The risk protection provided by Warp Speed was important. But it was still fairly straightforward to accomplish. Work with a relatively small group of pharmaceutical companies to subsidize some efforts and agree in advance to purchase vast quantities of product before it’s certain that the vaccines will work or even be needed. This mainly relies on something the federal government has in abundance: money. This isn’t to cheapen the work of the civil servants and appointees involved. But it is a discrete, manageable endeavor. That’s altogether different from a nationwide vaccination effort. You need people who are experienced in sweating the details of governance in almost all its dimensions. And the Trump administration had virtually none of those people. Indeed it had an ingrained disdain for those people.

Which brings us to the second, related point. From the very start of the Pandemic in the first weeks of 2020 the Trump administration consistently sought to disclaim responsibility for things that would be genuinely difficult and could have challenging or bad outcomes. Push the tough tasks on to others and if it goes badly blame them. This frequently went to absurd lengths as when the White House insisted that states short on ventilators at the peak of the spring surge should have known to purchase them in advance of the pandemic. Over the course of the year Trump spun up an alternative reality in which the US was somehow still operating under the Articles of Confederation in which individual states were responsible for things that have been viewed as inherently federal responsibilities for decades or centuries.

But the impetus wasn’t ideological. It was mainly a means of self-protection and risk avoidance: arrange things so that the administration could take credit if things went well and blame states if they went bad. Nowhere was this more clear than in the months’ long crisis over testing capacity. Since the administration was actually hostile to testing in general and couldn’t solve the problem in any case they simply claimed it was a state responsibility.

This is the origin of the White House’s “plan” to not have a plan to inoculate the country.
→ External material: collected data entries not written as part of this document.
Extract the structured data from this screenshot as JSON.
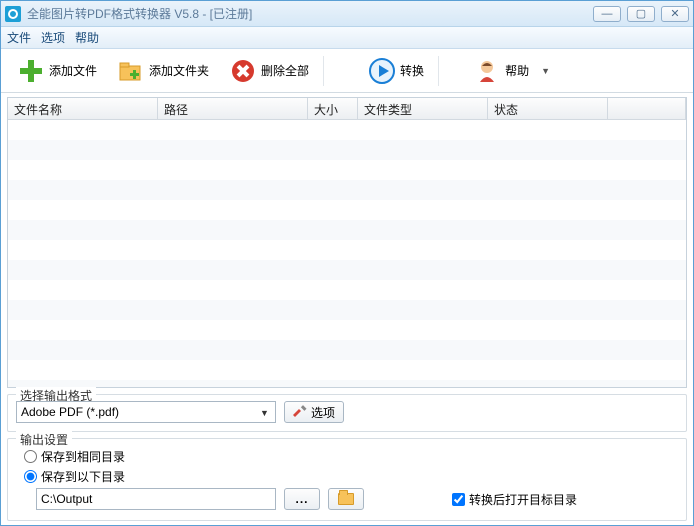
{
  "title": "全能图片转PDF格式转换器 V5.8 -  [已注册]",
  "menu": {
    "file": "文件",
    "options": "选项",
    "help": "帮助"
  },
  "toolbar": {
    "add_file": "添加文件",
    "add_folder": "添加文件夹",
    "delete_all": "删除全部",
    "convert": "转换",
    "help": "帮助"
  },
  "table": {
    "columns": {
      "name": "文件名称",
      "path": "路径",
      "size": "大小",
      "type": "文件类型",
      "status": "状态"
    }
  },
  "format_section": {
    "title": "选择输出格式",
    "selected": "Adobe PDF (*.pdf)",
    "options_btn": "选项"
  },
  "output_section": {
    "title": "输出设置",
    "save_same": "保存到相同目录",
    "save_below": "保存到以下目录",
    "path": "C:\\Output",
    "open_after": "转换后打开目标目录"
  }
}
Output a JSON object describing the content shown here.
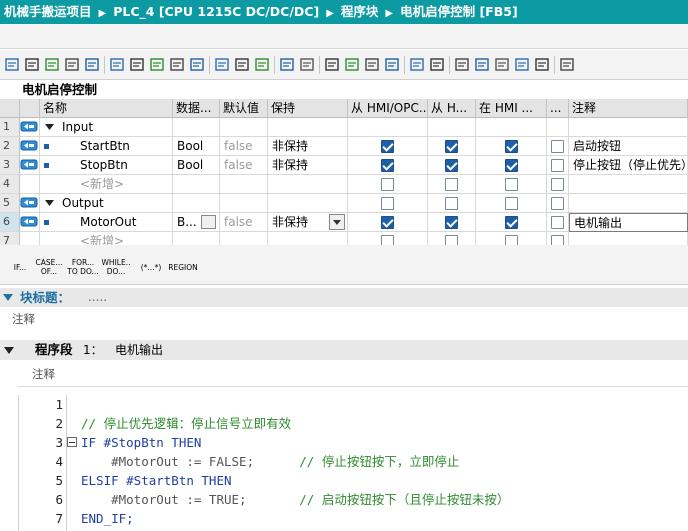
{
  "breadcrumb": [
    "机械手搬运项目",
    "PLC_4 [CPU 1215C DC/DC/DC]",
    "程序块",
    "电机启停控制 [FB5]"
  ],
  "block_name": "电机启停控制",
  "interface": {
    "columns": [
      "名称",
      "数据...",
      "默认值",
      "保持",
      "从 HMI/OPC...",
      "从 H...",
      "在 HMI ...",
      "...",
      "注释"
    ],
    "rows": [
      {
        "num": "1",
        "name": "Input",
        "type": "",
        "default": "",
        "retain": "",
        "hmi1": null,
        "hmi2": null,
        "hmi3": null,
        "setp": null,
        "comment": ""
      },
      {
        "num": "2",
        "name": "StartBtn",
        "type": "Bool",
        "default": "false",
        "retain": "非保持",
        "hmi1": true,
        "hmi2": true,
        "hmi3": true,
        "setp": false,
        "comment": "启动按钮"
      },
      {
        "num": "3",
        "name": "StopBtn",
        "type": "Bool",
        "default": "false",
        "retain": "非保持",
        "hmi1": true,
        "hmi2": true,
        "hmi3": true,
        "setp": false,
        "comment": "停止按钮（停止优先）"
      },
      {
        "num": "4",
        "name": "<新增>",
        "type": "",
        "default": "",
        "retain": "",
        "hmi1": false,
        "hmi2": false,
        "hmi3": false,
        "setp": false,
        "comment": ""
      },
      {
        "num": "5",
        "name": "Output",
        "type": "",
        "default": "",
        "retain": "",
        "hmi1": false,
        "hmi2": false,
        "hmi3": false,
        "setp": false,
        "comment": ""
      },
      {
        "num": "6",
        "name": "MotorOut",
        "type": "B...",
        "default": "false",
        "retain": "非保持",
        "hmi1": true,
        "hmi2": true,
        "hmi3": true,
        "setp": false,
        "comment": "电机输出"
      },
      {
        "num": "7",
        "name": "<新增>",
        "type": "",
        "default": "",
        "retain": "",
        "hmi1": false,
        "hmi2": false,
        "hmi3": false,
        "setp": false,
        "comment": ""
      }
    ]
  },
  "scl_buttons": [
    {
      "line1": "IF...",
      "line2": ""
    },
    {
      "line1": "CASE...",
      "line2": "OF..."
    },
    {
      "line1": "FOR...",
      "line2": "TO DO..."
    },
    {
      "line1": "WHILE..",
      "line2": "DO..."
    },
    {
      "line1": "(*...*)",
      "line2": ""
    },
    {
      "line1": "REGION",
      "line2": ""
    }
  ],
  "block_title": {
    "label": "块标题：",
    "value": "....."
  },
  "block_comment": "注释",
  "network": {
    "label": "程序段",
    "number": "1：",
    "name": "电机输出",
    "comment": "注释"
  },
  "code_lines": [
    {
      "n": "1",
      "parts": []
    },
    {
      "n": "2",
      "parts": [
        {
          "t": "// 停止优先逻辑：停止信号立即有效",
          "c": "cm"
        }
      ]
    },
    {
      "n": "3",
      "parts": [
        {
          "t": "IF #StopBtn THEN",
          "c": "kw"
        }
      ]
    },
    {
      "n": "4",
      "parts": [
        {
          "t": "    #MotorOut := FALSE;      ",
          "c": "var"
        },
        {
          "t": "// 停止按钮按下，立即停止",
          "c": "cm"
        }
      ]
    },
    {
      "n": "5",
      "parts": [
        {
          "t": "ELSIF #StartBtn THEN",
          "c": "kw"
        }
      ]
    },
    {
      "n": "6",
      "parts": [
        {
          "t": "    #MotorOut := TRUE;       ",
          "c": "var"
        },
        {
          "t": "// 启动按钮按下（且停止按钮未按）",
          "c": "cm"
        }
      ]
    },
    {
      "n": "7",
      "parts": [
        {
          "t": "END_IF;",
          "c": "kw"
        }
      ]
    }
  ],
  "colors": {
    "title_bar": "#0d9ba3",
    "keyword": "#1f3fa3",
    "comment": "#2e8b2e",
    "checkbox": "#1f5fa5"
  }
}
The federal government would manage the relatively easy task of airlifting supplies in bulk to states at designated airports and then let the states figure out how to get them into people’s arms.

It was an incredibly hard task and the best solution was to put it off on someone else so the White House didn’t get the blame. It’s really that simple. The through line to Trump’s Pandemic response from January through his final day in office was protecting himself. It really is as simple and depressing and disgraceful as that.